Speaking out for the first time, the jury that convicted Bill Cosby at his sexual assault retrial said Monday its decision was influenced only by what happened in court. The youngest member of the panel said the comedian's own words sealed his fate.
Harrison Snyder, 22, said in an interview on ABC's Good Morning America that Cosby's deposition — in which he admitted giving women drugs to have sex with them — was the evidence that made him believe he was guilty.
"I think it was his deposition, really. Mr Cosby admitted to giving these quaaludes to women, young women, in order to have sex with them," Snyder said.

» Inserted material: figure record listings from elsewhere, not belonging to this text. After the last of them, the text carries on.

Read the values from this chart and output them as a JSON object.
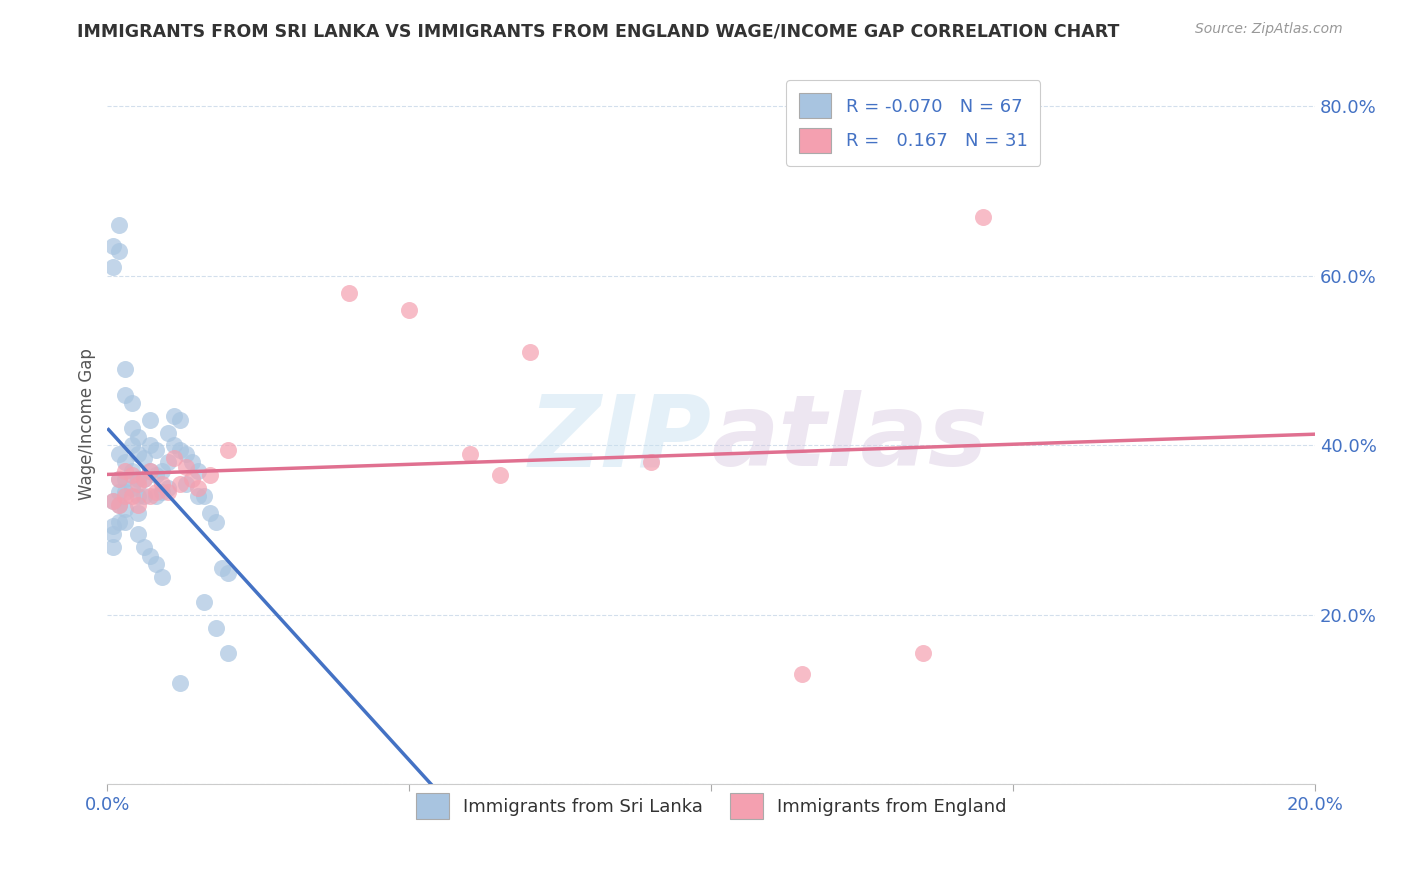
{
  "title": "IMMIGRANTS FROM SRI LANKA VS IMMIGRANTS FROM ENGLAND WAGE/INCOME GAP CORRELATION CHART",
  "source": "Source: ZipAtlas.com",
  "ylabel": "Wage/Income Gap",
  "x_min": 0.0,
  "x_max": 0.2,
  "y_min": 0.0,
  "y_max": 0.85,
  "sri_lanka_color": "#a8c4e0",
  "england_color": "#f4a0b0",
  "sl_line_color": "#4472c4",
  "sl_dash_color": "#a8c4e0",
  "eng_line_color": "#e07090",
  "sri_lanka_R": -0.07,
  "sri_lanka_N": 67,
  "england_R": 0.167,
  "england_N": 31,
  "watermark": "ZIPatlas",
  "sl_x": [
    0.001,
    0.001,
    0.001,
    0.001,
    0.002,
    0.002,
    0.002,
    0.002,
    0.002,
    0.003,
    0.003,
    0.003,
    0.003,
    0.003,
    0.004,
    0.004,
    0.004,
    0.004,
    0.005,
    0.005,
    0.005,
    0.005,
    0.006,
    0.006,
    0.006,
    0.007,
    0.007,
    0.007,
    0.008,
    0.008,
    0.008,
    0.009,
    0.009,
    0.01,
    0.01,
    0.01,
    0.011,
    0.011,
    0.012,
    0.012,
    0.013,
    0.013,
    0.014,
    0.015,
    0.015,
    0.016,
    0.017,
    0.018,
    0.019,
    0.02,
    0.001,
    0.001,
    0.002,
    0.002,
    0.003,
    0.003,
    0.004,
    0.005,
    0.005,
    0.006,
    0.007,
    0.008,
    0.009,
    0.012,
    0.016,
    0.018,
    0.02
  ],
  "sl_y": [
    0.335,
    0.305,
    0.295,
    0.28,
    0.39,
    0.36,
    0.345,
    0.33,
    0.31,
    0.38,
    0.36,
    0.345,
    0.325,
    0.31,
    0.42,
    0.4,
    0.37,
    0.35,
    0.41,
    0.39,
    0.36,
    0.34,
    0.385,
    0.36,
    0.34,
    0.43,
    0.4,
    0.37,
    0.395,
    0.365,
    0.34,
    0.37,
    0.345,
    0.415,
    0.38,
    0.35,
    0.435,
    0.4,
    0.43,
    0.395,
    0.39,
    0.355,
    0.38,
    0.37,
    0.34,
    0.34,
    0.32,
    0.31,
    0.255,
    0.25,
    0.635,
    0.61,
    0.66,
    0.63,
    0.49,
    0.46,
    0.45,
    0.32,
    0.295,
    0.28,
    0.27,
    0.26,
    0.245,
    0.12,
    0.215,
    0.185,
    0.155
  ],
  "eng_x": [
    0.001,
    0.002,
    0.002,
    0.003,
    0.003,
    0.004,
    0.004,
    0.005,
    0.005,
    0.006,
    0.007,
    0.007,
    0.008,
    0.009,
    0.01,
    0.011,
    0.012,
    0.013,
    0.014,
    0.015,
    0.017,
    0.02,
    0.04,
    0.05,
    0.06,
    0.065,
    0.07,
    0.09,
    0.115,
    0.135,
    0.145
  ],
  "eng_y": [
    0.335,
    0.36,
    0.33,
    0.37,
    0.34,
    0.365,
    0.34,
    0.355,
    0.33,
    0.36,
    0.37,
    0.34,
    0.345,
    0.355,
    0.345,
    0.385,
    0.355,
    0.375,
    0.36,
    0.35,
    0.365,
    0.395,
    0.58,
    0.56,
    0.39,
    0.365,
    0.51,
    0.38,
    0.13,
    0.155,
    0.67
  ]
}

Snyder said it "wasn't an open and shut case," but added he had no doubt the jury made the right decision Thursday in convicting Cosby on three counts of aggravated indecent assault.
The investigation into Cosby was reopened in July 2015 after a federal judge, acting on a request from The Associated Press, unsealed portions of Cosby's deposition testimony from a civil lawsuit he settled with his accuser, Andrea Constand, in 2006 for nearly US$3.4 million. In the testimony, which was read to jurors at both trials, he described giving quaaludes to women before sex in the 1970s. Cosby also described his sexual encounters with Constand, a Temple University women's basketball administrator.
Five other women testified at the retrial that Cosby had drugged and molested them as well, but Snyder said they weren't a factor in his decision.
"I don't think it really necessarily mattered that these other five women were here because he said it himself that he used drugs for other women," he said.
The Cosby jury issued a statement saying its decision was not influenced in any way by factors other than what was seen and heard in the courtroom. Race and the #MeToo movement against sexual misconduct were never discussed, according to the statement, obtained by NBC's Today show.
"After thoughtful and meticulous consideration of the information and evidence provided to us, we came to our unanimous verdict," the jury said. "Not once were race or the #metoo movement ever discussed, nor did either factor into our decision, as implied in various media outlets."
Cosby, 80, is now a prisoner in his own suburban Philadelphia home and faces the prospect of spending the rest of his life behind bars as he awaits sentencing, likely within the next three months. His publicist has declared his conviction a "public lynching," and his lawyers have vowed to appeal.
"This is what they wanted," Cosby told the New York Post's Page Six after his conviction. He referred to prison as "that place."
The Post said it also interviewed Cosby last year during his first trial, which ended in a mistrial because of a hung jury. But the newspaper agreed to hold his comments while his case wound through the courts.
Cosby said he rejected a plea deal that would have required him to serve house arrest and register as a sex offender — a claim rejected by the DA's office last year, when Cosby's side first made it, and again on Monday.
"We never offered Mr Cosby a plea deal at any time. We were confident in our evidence and were focused on proceeding to trial," District Attorney Kevin Steele's spokeswoman, Kate Delano, said Monday.
Cosby also seemed to compare himself to Nelson Mandela, the imprisoned anti-apartheid leader who later became South African's first black president.
"I think back to the time when Camille and I went to visit Nelson Mandela in South Africa. He was a free man, but I remember when we met him at Robben Island where he had been in a prison for all of those years. I sat in that cell where he lived, and I saw how he lived . . . what he had to eat to live and what he went through. So, if they send me to that place, then that's what they will do, and I will have to go there."
It wasn't the first time Cosby referenced Mandela. A photo of Cosby and Mandela was displayed in at least one of Cosby's shows in 2015, at a time when sexual assault accusations against the comedian were mounting.